Today I had the most successful shopping trip so far in Turkey: I FOUND BACON! This is a Muslim country folks. Pork simply isn’t available at the corner store. It took 4 hours and five metro transfers (transfers are not free, BTW) to get to the store that caters to westerners and back to my apartment. The cost was astronomical: 100TL or about $36 US. That’s roughly 5% of my monthly pay. Totally worth it, too. You can get cured beef (dana) and sheep, but it is soooooo not the same as pork belly.
The other day I had a reading in class that mentioned that someone had bacon and eggs for breakfast. Not one of my students had ever even heard of the word before. So I wrote on the board: “pig meat = pork. Bacon is a type of pork.” The look of horror on my students’ faces was comical to me, but I dared not even smile. I explained that non-Muslims often ate pork and that bacon was one of my favorite foods. They were obviously seeing a side of their teacher that they hadn’t expected. We then went on to learn another vocabulary word: forbidden. Always a teaching moment!
Today is the first day of Ramazan (Ramadan to most of the Muslim world). Technically it started at sundown yesterday. Observant followers of Islam fast from sunup to sundown. A lunar holiday, the month long celebration moves each year. It is particularly difficult when it falls in the middle of the summer—the longest and hottest days. Not even water is allowed to pass your lips. According to Ramadan Mubarak:
“It was during the month of Ramadan that the Qur’an, the holy book of Islam, was first revealed to the Prophet Muhammad by the angel Gabriel. One of the five pillars or key practices of this faith tradition is to fast during this month from the time just before sunrise until just after sunset. During the fast, total abstinence is required from food, drink (including water), smoking or consumption of tobacco, sexual intercourse, and any form of negativity — backbiting, fighting, cursing, arguing and similar behaviors. Muslims rise before dawn for a breakfast, fast through the day, and then break the fast first with dates (which Muhammad ate) and then a light meal with family and friends.
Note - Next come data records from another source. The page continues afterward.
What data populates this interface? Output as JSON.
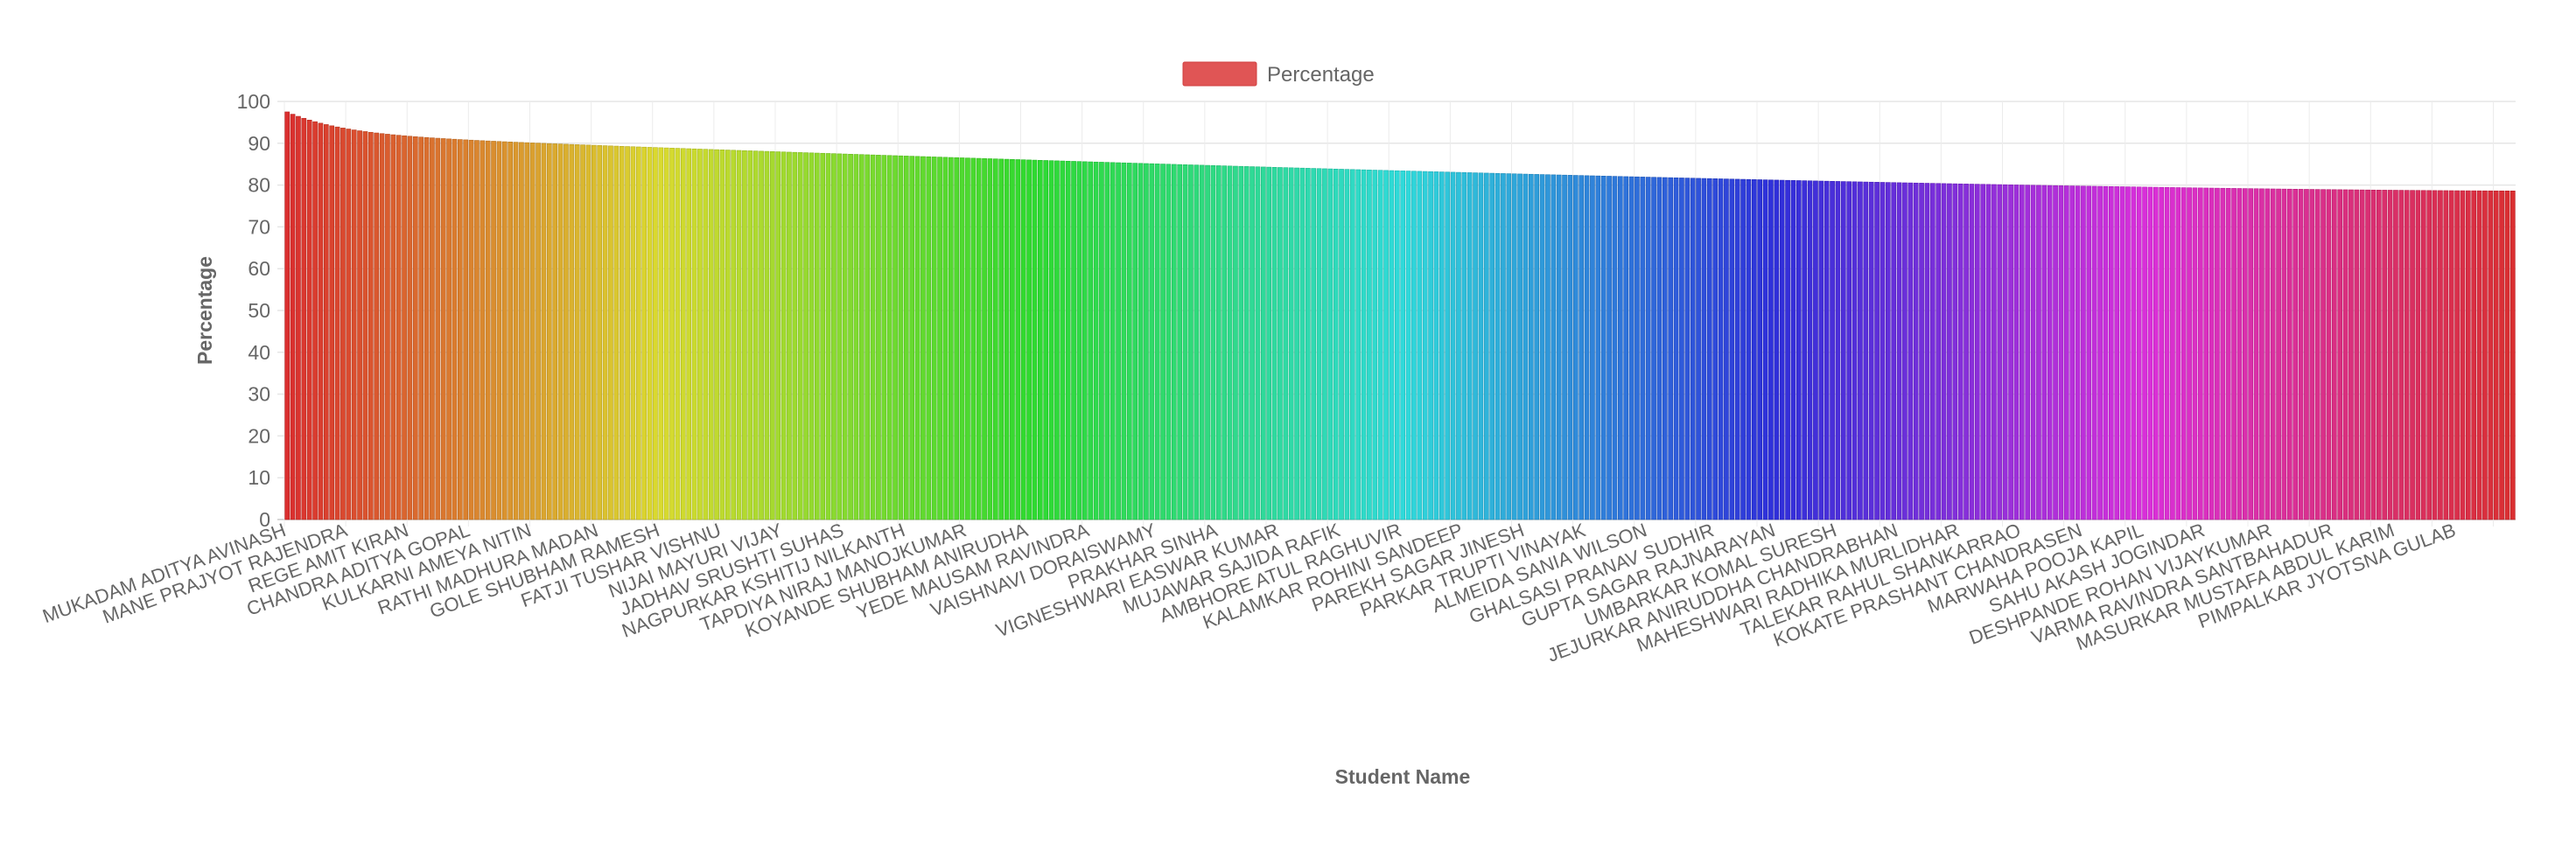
{
  "chart_data": {
    "type": "bar",
    "legend": {
      "label": "Percentage",
      "placement": "top-center",
      "color": "#e05555"
    },
    "xlabel": "Student Name",
    "ylabel": "Percentage",
    "ylim": [
      0,
      100
    ],
    "yticks": [
      0,
      10,
      20,
      30,
      40,
      50,
      60,
      70,
      80,
      90,
      100
    ],
    "grid": true,
    "bar_count": 400,
    "value_profile": {
      "first_bar": 97.5,
      "last_bar": 78.6,
      "shape": "monotonic decreasing, steep at start then flattening",
      "color_gradient": "rainbow: red → orange → yellow → green → cyan → blue → purple → magenta → red"
    },
    "labeled_categories": [
      "MUKADAM ADITYA AVINASH",
      "MANE PRAJYOT RAJENDRA",
      "REGE AMIT KIRAN",
      "CHANDRA ADITYA GOPAL",
      "KULKARNI AMEYA NITIN",
      "RATHI MADHURA MADAN",
      "GOLE SHUBHAM RAMESH",
      "FATJI TUSHAR VISHNU",
      "NIJAI MAYURI VIJAY",
      "JADHAV SRUSHTI SUHAS",
      "NAGPURKAR KSHITIJ NILKANTH",
      "TAPDIYA NIRAJ MANOJKUMAR",
      "KOYANDE SHUBHAM ANIRUDHA",
      "YEDE MAUSAM RAVINDRA",
      "VAISHNAVI DORAISWAMY",
      "PRAKHAR SINHA",
      "VIGNESHWARI EASWAR KUMAR",
      "MUJAWAR SAJIDA RAFIK",
      "AMBHORE ATUL RAGHUVIR",
      "KALAMKAR ROHINI SANDEEP",
      "PAREKH SAGAR JINESH",
      "PARKAR TRUPTI VINAYAK",
      "ALMEIDA SANIA WILSON",
      "GHALSASI PRANAV SUDHIR",
      "GUPTA SAGAR RAJNARAYAN",
      "UMBARKAR KOMAL SURESH",
      "JEJURKAR ANIRUDDHA CHANDRABHAN",
      "MAHESHWARI RADHIKA MURLIDHAR",
      "TALEKAR RAHUL SHANKARRAO",
      "KOKATE PRASHANT CHANDRASEN",
      "MARWAHA POOJA KAPIL",
      "SAHU AKASH JOGINDAR",
      "DESHPANDE ROHAN VIJAYKUMAR",
      "VARMA RAVINDRA SANTBAHADUR",
      "MASURKAR MUSTAFA ABDUL KARIM",
      "PIMPALKAR JYOTSNA GULAB"
    ]
  }
}
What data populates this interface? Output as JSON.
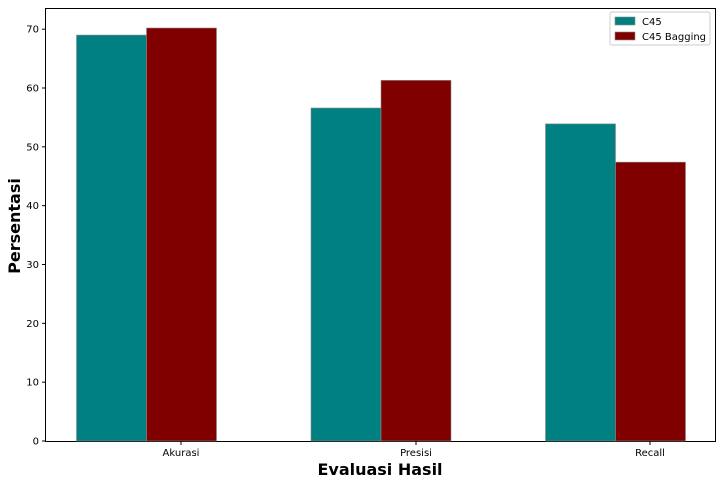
{
  "chart_data": {
    "type": "bar",
    "categories": [
      "Akurasi",
      "Presisi",
      "Recall"
    ],
    "series": [
      {
        "name": "C45",
        "values": [
          69.0,
          56.6,
          53.9
        ],
        "color": "#008080"
      },
      {
        "name": "C45 Bagging",
        "values": [
          70.2,
          61.3,
          47.4
        ],
        "color": "#800000"
      }
    ],
    "title": "",
    "xlabel": "Evaluasi Hasil",
    "ylabel": "Persentasi",
    "ylim": [
      0,
      73.6
    ],
    "yticks": [
      0,
      10,
      20,
      30,
      40,
      50,
      60,
      70
    ],
    "grid": false,
    "legend_position": "top-right"
  }
}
This is also a time of intensified spiritual practice. In addition to the five times a day prayer, a longer Tajweed prayer is said nightly, and sometimes prayer extends hours into the night. Many Muslims also read the Qur’an cover to cover during Ramadan. Doing good deeds and making charitable contributions are also recommended.”
And with that in mind, what am I doing? I’m eating a late breakfast of BACON and sunny-side-up eggs fried in bacon grease. Trust me, this is not a political statement. This is just the breakfast of a woman who has not tasted bacon for nine months and two continents. It reminds me of last summer, hiking the AT, when the only foods that excited me were shelf stable bacon and instant mashed potatoes. Not an inspiring cuisine. Certainly not a healthy one. But old friend, I have missed you so! This isn’t the best bacon I’ve ever had. It’s certainly not free range, thick cut, maple-smoked. But it’s bacon. It will do.
We’ve been reminded not to bring food or water into the classroom during evening classes, which start at 7p. Usually we take a 10 minute break each hour, but during Ramazan, we combine all the breaks into one. We stop class a few minutes before sundown (so the break time changes by a minute or so each day) and let the students have 30 minutes to break their fast. Many students will not return after the break, I’m sure.
I’m still getting organized here at the new apartment. Today I bought a sweeper and some rolling shelves. The place isn’t really set up to live in–I’m still on a futon couch and I have no place to hang clothes. Unfortunately, with the extra items I’ve bought for the kitchen and house, plus the very expensive trip yesterday to the “Western” grocery store, I’m almost broke. Since I was just paid Monday, that’s pretty bad. I have, of course, set aside my rent and utilities and put money on my Metro card and phone. The fridge is stocked for a week or so. But there isn’t much left over for the month now. Teachers are poorly paid.